The way I solved this problem was to use MultiOutputRegressor. Also, it is very convenient if you want to parallelize the regression analysis on high-dimensional datasets (fMRI, M/EEG, etc.) using the n_job argument. Here is how I use it and a demonstration of how it differs from RidgeCV’s inbuilt multitarget regression. The resulting figure shows, in each row, the variance explained for MultiOutputRegressor, RidgeCV, high penalty Ridge, and low penalty Ridge for two variables with different noise levels. Left column shows estimated weights plotted against true weights for a noisy variable, right column for a noise-free variable.

Note that cross-validation in MultiOutputRegressor is done separately for each target variable and it correctly finds strong regularization to be optimal for the left variable, and weak regularization to be optimal for the right variable.

import numpy as np
from sklearn.linear_model import RidgeCV
from sklearn.metrics import explained_variance_score
from sklearn.multioutput import MultiOutputRegressor
from sklearn.model_selection import PredefinedSplit
import matplotlib.pyplot as plt

n_y = 2
T = 600
n_features = 10
noise_gain = 5.
p_grid = [.1, 1., 10.]
weak_regularization = [np.min(p_grid)]
strong_regularization = [np.max(p_grid)]

np.random.seed(12345)

# true weights
b = 2. * np.random.rand(n_features, n_y) - 1

# design matrix
X = np.random.randn(T, n_features)

# target variables to predict
y = np.dot(X, b)

# add noise to first but not second variable
y[:, 0] += noise_gain * np.random.randn(T)
# Variable 1 should now favor strong regularization, variable should favor
# weak regularization.

# Separate into training and test sets: 2/3 and 1/3 of data respectively
X_train, y_train = X[:2 * T // 3, :], y[:2 * T // 3, :]
X_test, y_test = X[2 * T // 3:, :], y[2 * T // 3:, :]

# How cross-validation should be performed to find optimal regularization
# within training set only (hence "inner cv")
inner_fold_ids = np.kron(np.arange(2), np.ones(T // 3))
inner_cv = PredefinedSplit(inner_fold_ids)

# Define classifier using MultiOutputRegressor. It is easy to parallelize
# computations using the n_jobs argument
clf_multi = MultiOutputRegressor(RidgeCV(alphas=p_grid,
                                         scoring='explained_variance',
                                         cv=inner_cv),
                                 n_jobs=None)

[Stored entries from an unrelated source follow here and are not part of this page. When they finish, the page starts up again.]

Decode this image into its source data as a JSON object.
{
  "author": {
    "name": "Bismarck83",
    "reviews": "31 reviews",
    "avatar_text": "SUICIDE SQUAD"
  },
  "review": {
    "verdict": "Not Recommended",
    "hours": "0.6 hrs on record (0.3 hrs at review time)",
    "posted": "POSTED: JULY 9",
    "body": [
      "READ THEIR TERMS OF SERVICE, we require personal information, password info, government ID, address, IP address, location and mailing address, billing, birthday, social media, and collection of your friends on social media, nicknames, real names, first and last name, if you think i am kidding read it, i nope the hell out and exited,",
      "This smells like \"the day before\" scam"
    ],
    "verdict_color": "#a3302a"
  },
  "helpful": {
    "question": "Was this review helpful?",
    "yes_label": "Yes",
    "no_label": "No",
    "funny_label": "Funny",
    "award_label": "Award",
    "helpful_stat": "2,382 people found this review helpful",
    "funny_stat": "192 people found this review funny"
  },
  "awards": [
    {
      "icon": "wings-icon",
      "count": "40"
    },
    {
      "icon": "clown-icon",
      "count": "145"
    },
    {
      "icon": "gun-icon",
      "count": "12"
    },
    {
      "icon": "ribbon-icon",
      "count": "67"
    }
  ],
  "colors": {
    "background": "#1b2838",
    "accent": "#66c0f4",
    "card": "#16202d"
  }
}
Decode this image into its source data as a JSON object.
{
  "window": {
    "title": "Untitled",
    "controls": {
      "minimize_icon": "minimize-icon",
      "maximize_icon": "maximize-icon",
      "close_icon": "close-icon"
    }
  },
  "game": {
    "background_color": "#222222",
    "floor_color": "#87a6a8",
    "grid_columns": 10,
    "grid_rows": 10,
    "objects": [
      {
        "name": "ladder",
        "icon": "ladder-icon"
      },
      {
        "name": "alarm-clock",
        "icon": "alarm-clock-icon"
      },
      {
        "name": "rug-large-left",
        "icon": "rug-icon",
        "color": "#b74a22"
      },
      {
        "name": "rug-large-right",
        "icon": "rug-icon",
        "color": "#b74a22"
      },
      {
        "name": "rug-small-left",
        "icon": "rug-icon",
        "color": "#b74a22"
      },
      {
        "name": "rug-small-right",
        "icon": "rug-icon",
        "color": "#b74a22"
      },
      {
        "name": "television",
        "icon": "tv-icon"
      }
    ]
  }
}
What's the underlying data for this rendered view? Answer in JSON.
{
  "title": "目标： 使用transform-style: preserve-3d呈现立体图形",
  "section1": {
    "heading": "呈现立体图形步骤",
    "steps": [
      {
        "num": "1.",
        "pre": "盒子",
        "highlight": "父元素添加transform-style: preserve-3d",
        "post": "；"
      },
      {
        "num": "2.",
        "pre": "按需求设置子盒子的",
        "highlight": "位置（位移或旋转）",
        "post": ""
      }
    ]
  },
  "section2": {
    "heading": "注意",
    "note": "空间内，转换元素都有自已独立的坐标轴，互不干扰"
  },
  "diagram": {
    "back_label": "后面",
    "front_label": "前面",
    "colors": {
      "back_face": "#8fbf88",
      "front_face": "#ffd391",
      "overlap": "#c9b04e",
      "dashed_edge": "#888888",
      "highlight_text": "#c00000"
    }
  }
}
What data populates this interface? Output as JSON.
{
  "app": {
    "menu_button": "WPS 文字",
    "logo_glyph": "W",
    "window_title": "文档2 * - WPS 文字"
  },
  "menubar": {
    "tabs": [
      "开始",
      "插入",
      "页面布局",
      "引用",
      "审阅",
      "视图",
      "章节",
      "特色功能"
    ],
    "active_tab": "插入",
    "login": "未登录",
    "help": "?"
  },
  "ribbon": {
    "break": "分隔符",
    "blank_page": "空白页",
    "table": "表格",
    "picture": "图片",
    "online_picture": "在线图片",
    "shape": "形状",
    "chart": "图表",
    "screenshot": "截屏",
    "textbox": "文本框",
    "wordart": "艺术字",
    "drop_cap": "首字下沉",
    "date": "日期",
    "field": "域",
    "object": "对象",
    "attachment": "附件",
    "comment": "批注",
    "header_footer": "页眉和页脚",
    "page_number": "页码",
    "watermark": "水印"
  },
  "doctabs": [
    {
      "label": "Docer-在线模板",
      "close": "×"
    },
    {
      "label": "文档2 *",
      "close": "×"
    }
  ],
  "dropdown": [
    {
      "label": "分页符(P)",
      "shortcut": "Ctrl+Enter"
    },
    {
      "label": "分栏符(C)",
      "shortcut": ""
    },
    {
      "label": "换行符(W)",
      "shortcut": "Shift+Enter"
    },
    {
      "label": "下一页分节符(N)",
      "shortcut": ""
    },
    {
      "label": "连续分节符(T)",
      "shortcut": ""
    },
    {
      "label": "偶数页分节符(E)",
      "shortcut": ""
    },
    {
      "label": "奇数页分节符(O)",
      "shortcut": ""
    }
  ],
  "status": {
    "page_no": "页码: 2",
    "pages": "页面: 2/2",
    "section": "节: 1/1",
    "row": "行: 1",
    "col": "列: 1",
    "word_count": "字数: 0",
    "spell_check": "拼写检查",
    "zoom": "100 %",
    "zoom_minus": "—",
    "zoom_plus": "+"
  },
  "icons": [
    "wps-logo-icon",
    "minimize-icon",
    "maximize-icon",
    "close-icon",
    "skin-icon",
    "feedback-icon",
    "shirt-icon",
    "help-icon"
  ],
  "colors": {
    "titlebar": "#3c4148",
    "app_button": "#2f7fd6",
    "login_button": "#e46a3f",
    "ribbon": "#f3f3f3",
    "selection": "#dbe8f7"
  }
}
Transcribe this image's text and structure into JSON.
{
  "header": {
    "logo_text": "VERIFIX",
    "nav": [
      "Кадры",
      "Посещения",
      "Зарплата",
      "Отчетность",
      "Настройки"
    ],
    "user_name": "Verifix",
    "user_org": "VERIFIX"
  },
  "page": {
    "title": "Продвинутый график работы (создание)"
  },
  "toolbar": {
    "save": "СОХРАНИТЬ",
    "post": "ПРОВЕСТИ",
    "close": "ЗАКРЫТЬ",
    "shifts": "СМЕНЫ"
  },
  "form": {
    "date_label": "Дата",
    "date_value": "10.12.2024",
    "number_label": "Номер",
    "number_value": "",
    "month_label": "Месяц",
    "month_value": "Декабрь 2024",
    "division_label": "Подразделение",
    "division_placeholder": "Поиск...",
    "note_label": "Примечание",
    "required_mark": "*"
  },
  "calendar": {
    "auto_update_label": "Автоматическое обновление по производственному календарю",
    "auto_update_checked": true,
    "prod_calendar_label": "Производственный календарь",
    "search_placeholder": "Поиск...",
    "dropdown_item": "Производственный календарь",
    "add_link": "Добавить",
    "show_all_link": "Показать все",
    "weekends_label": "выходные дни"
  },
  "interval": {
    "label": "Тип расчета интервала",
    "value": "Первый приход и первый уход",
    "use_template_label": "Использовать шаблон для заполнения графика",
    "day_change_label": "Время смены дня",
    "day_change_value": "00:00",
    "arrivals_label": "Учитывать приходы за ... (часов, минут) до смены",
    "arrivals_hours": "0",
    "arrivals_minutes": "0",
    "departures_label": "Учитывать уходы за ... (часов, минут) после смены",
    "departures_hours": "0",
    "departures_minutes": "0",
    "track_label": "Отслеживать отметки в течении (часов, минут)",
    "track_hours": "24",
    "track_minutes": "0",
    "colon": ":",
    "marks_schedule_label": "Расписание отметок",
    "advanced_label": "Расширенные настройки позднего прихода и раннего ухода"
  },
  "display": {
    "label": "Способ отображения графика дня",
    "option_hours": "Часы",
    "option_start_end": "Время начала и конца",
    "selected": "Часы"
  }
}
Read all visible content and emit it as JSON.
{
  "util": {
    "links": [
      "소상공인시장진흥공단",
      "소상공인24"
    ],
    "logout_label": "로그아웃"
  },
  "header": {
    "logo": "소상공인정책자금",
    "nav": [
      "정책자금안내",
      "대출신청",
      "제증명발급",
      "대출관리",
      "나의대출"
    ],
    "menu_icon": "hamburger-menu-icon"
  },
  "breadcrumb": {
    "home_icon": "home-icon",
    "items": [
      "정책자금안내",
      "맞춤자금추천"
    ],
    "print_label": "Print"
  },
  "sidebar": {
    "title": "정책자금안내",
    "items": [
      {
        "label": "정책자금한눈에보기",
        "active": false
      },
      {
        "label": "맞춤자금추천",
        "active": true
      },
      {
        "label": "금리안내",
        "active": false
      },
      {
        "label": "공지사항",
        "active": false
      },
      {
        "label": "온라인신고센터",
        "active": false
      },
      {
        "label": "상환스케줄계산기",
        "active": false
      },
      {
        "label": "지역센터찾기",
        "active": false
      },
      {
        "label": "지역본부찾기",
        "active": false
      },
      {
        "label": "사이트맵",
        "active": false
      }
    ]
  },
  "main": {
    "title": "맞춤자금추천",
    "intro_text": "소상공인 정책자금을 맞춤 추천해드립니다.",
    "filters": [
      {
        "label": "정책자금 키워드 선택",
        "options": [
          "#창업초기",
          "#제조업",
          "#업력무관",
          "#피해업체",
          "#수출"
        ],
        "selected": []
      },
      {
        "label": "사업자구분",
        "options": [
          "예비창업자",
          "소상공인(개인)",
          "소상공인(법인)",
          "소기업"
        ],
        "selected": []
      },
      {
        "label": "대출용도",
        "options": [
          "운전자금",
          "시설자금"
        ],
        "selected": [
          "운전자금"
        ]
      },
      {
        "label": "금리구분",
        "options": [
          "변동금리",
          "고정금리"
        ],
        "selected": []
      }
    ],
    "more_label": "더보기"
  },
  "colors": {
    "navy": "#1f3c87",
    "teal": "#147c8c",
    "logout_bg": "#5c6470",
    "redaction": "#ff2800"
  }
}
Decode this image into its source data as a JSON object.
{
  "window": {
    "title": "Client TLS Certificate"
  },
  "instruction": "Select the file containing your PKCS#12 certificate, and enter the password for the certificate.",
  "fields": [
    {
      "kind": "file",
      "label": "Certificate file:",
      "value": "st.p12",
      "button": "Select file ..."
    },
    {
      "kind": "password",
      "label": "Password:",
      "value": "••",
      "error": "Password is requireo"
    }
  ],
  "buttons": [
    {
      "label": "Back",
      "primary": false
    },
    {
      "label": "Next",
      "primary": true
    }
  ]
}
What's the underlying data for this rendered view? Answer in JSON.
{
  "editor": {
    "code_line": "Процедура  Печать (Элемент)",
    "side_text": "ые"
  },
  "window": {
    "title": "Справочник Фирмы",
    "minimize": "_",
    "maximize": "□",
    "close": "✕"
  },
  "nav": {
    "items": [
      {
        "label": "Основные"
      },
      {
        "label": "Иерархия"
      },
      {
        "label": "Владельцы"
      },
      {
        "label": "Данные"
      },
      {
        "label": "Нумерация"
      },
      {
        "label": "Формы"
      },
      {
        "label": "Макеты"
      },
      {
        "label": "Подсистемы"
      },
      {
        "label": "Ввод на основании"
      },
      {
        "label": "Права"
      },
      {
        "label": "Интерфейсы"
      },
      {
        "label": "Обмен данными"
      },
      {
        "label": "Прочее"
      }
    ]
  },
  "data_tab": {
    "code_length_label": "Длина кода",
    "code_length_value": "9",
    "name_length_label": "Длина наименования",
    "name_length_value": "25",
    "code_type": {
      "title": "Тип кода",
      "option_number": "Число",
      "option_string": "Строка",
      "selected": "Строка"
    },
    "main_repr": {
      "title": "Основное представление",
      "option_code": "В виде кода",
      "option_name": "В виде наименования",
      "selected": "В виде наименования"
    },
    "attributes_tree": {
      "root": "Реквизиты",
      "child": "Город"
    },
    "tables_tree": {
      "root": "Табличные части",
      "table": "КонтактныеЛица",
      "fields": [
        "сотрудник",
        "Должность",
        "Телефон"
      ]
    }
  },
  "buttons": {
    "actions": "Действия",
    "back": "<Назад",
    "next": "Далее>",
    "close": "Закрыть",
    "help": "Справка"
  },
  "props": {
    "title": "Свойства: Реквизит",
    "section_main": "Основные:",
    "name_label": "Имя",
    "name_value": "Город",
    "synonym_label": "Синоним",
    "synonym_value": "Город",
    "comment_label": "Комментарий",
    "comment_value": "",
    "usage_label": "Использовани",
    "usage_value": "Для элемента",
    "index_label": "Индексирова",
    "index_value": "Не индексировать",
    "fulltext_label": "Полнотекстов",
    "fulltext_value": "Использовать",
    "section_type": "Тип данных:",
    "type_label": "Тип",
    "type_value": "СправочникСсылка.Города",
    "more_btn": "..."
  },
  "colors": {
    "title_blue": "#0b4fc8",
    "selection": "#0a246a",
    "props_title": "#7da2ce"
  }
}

# This classifier uses only the multitarget implementation of RidgeCV
clf_ridgecv = RidgeCV(alphas=p_grid, scoring='explained_variance',
                      cv=inner_cv)

# Classifiers with weak and strong regularization
clf_lo = RidgeCV(alphas=weak_regularization,
                 scoring='explained_variance', cv=inner_cv)
clf_hi = RidgeCV(alphas=strong_regularization,
                 scoring='explained_variance', cv=inner_cv)

clfs = [clf_multi, clf_ridgecv, clf_lo, clf_hi]
clf_names = ['multi', 'ridgecv', 'low alpha', 'high alpha']
_, ax = plt.subplots(len(clfs), n_y)
for clf_num, (name, clf) in enumerate(zip(clf_names, clfs)):
    # Fit each classifier to training data and obtain predictions
    clf.fit(X_train, y_train)
    y_hat = clf.predict(X_test)
    # Compare estimated parameters with truth
    for var_num in range(n_y):
        true_par = b[:, var_num]
        if name == 'multi':
            est_par = clf.estimators_[var_num].coef_
        else:
            est_par = clf.coef_[var_num]
        expvar = explained_variance_score(y_test[:, var_num], y_hat[:, var_num])
        ax[clf_num, var_num].scatter(true_par, est_par)
        ax[clf_num, var_num].set_xlabel('true model weights')
        ax[clf_num, var_num].set_ylabel('estimated')
        ax[clf_num, var_num].set_title('%s, exp var: %.06f' % (name, expvar))
plt.tight_layout()
plt.show()